After the surgery, my sister and mother moved to my grandmother’s house in Virginia so we could be closer and I could take a more active role in caregiving. But my sister and I were juggling a lot at home with our kids going to virtual school and trying to avoid Covid.
In early 2021, Covid hit home. My son was infected during his daycare and my husband and daughter also tested positive. We withdrew our son because we thought he would be safer at home and we wanted to limit possible exposure for family members who were at high risk for severe Covid. With everyone at home, it was hard to make sure my kids and mom were able to get the social interaction they needed. My sister, who had two school-age children learning from home, had the same difficulty.
She with her husband and two children, 2018
Covid has also limited many of the support services for caregivers. We tried to hire home care after he had a transient ischemic attack (TIA)which is similar to a stroke, on Mother’s Day weekend 2021 – even though she got better, she struggled with aphasia and needed more support than we could provide. But the price of home care skyrocketed as companies struggled to retain staff. Medicare offers support by sending helpers to showers every few days, but they called often because they or their children had Covid.
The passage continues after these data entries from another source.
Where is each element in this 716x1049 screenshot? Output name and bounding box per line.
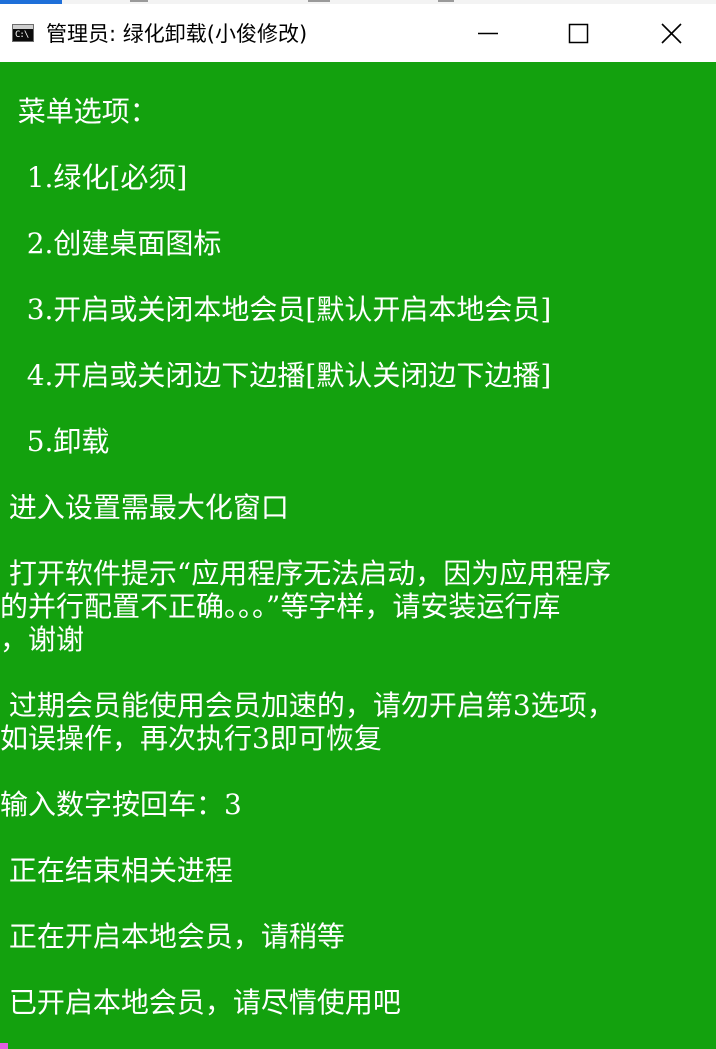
minimize-icon: [478, 32, 498, 35]
console-line: 过期会员能使用会员加速的，请勿开启第3选项，: [0, 689, 615, 722]
close-icon: [661, 23, 682, 44]
cmd-icon[interactable]: C:\: [12, 24, 34, 42]
console-line: 1.绿化[必须]: [0, 161, 188, 194]
cursor-marker: [0, 1043, 8, 1049]
console-line: 如误操作，再次执行3即可恢复: [0, 722, 382, 755]
console-line: 菜单选项：: [0, 95, 158, 128]
edge-mark: [308, 0, 330, 2]
taskbar-accent: [0, 0, 62, 4]
title-bar[interactable]: C:\ 管理员: 绿化卸载(小俊修改): [0, 0, 716, 62]
console-line: 正在结束相关进程: [0, 854, 233, 887]
console-line: 进入设置需最大化窗口: [0, 491, 289, 524]
console-line: 2.创建桌面图标: [0, 227, 222, 260]
console-line: 已开启本地会员，请尽情使用吧: [0, 986, 401, 1019]
console-window: C:\ 管理员: 绿化卸载(小俊修改) 菜单选项： 1.绿化[必须] 2.创建桌…: [0, 0, 716, 1049]
console-line: 5.卸载: [0, 425, 110, 458]
console-line: 输入数字按回车：3: [0, 788, 242, 821]
minimize-button[interactable]: [440, 0, 534, 62]
window-title: 管理员: 绿化卸载(小俊修改): [46, 22, 308, 46]
close-button[interactable]: [622, 0, 716, 62]
console-line: 正在开启本地会员，请稍等: [0, 920, 345, 953]
maximize-icon: [568, 23, 589, 44]
console-output[interactable]: 菜单选项： 1.绿化[必须] 2.创建桌面图标 3.开启或关闭本地会员[默认开启…: [0, 62, 716, 1049]
console-line: ，谢谢: [0, 623, 85, 656]
console-line: 的并行配置不正确。。。”等字样，请安装运行库: [0, 590, 561, 623]
console-line: 4.开启或关闭边下边播[默认关闭边下边播]: [0, 359, 552, 392]
cmd-icon-prompt: C:\: [15, 30, 29, 40]
edge-mark: [130, 0, 148, 2]
console-line: 打开软件提示“应用程序无法启动，因为应用程序: [0, 557, 612, 590]
console-line: 3.开启或关闭本地会员[默认开启本地会员]: [0, 293, 552, 326]
maximize-button[interactable]: [534, 0, 628, 62]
There was a time when my mother got very ill and was unable to move so we had to do everything from getting her to the bathroom to showering to getting her dressed for the day.
Covid swept through my house again in 2022 and this time my sister and I got infected. Since we were all sick, my mother didn’t get much treatment because I couldn’t go to help and my sister had to isolate herself so as not to infect my mother. We were in a waiting pattern until all family members tested negative.
Before the Covid I had planned a big relaunch of my business, but once I had to look after my children at home and my mother, everything had to stop. I developed anxiety and struggled as a small business owner. When you’re running your own business, you can’t tell your boss that you’ll be using your paid time off for care. I am the boss. If I don’t work, I don’t make any money.
And when you are a caregiver, your work is also never done. I know I should take care of myself so I can take care of others, but when others have so many needs, you put your dreams and desires aside. Even when you try to practice what is considered self-care, it gets a lot harder when you come home and have 10,000 other things to do. There were times when, after seeing my mother know that I had to cook dinner for my children, I got back in the car and started crying. I stop because I know I have to get myself together to take care of my family. There is never time to rest and I constantly feel guilty.
All I can do is accept being there because things can change so quickly. We didn’t know that Covid was coming. We don’t know how quickly or how slowly my mother’s dementia will progress. We moved her into assisted living this year and we don’t know what the future holds for her.
When I’m with my mom, I want to be with his. I’m trying to spend this precious time we have just living in the moment, together. When I’m at home with my husband and kids, I try to do the same thing: be present in the moment and not worry too much about what happened or what might happen in the future.
Right now, everyone is Covid-free and I’m grateful for every moment I get to spend with my mom while I still have the chance.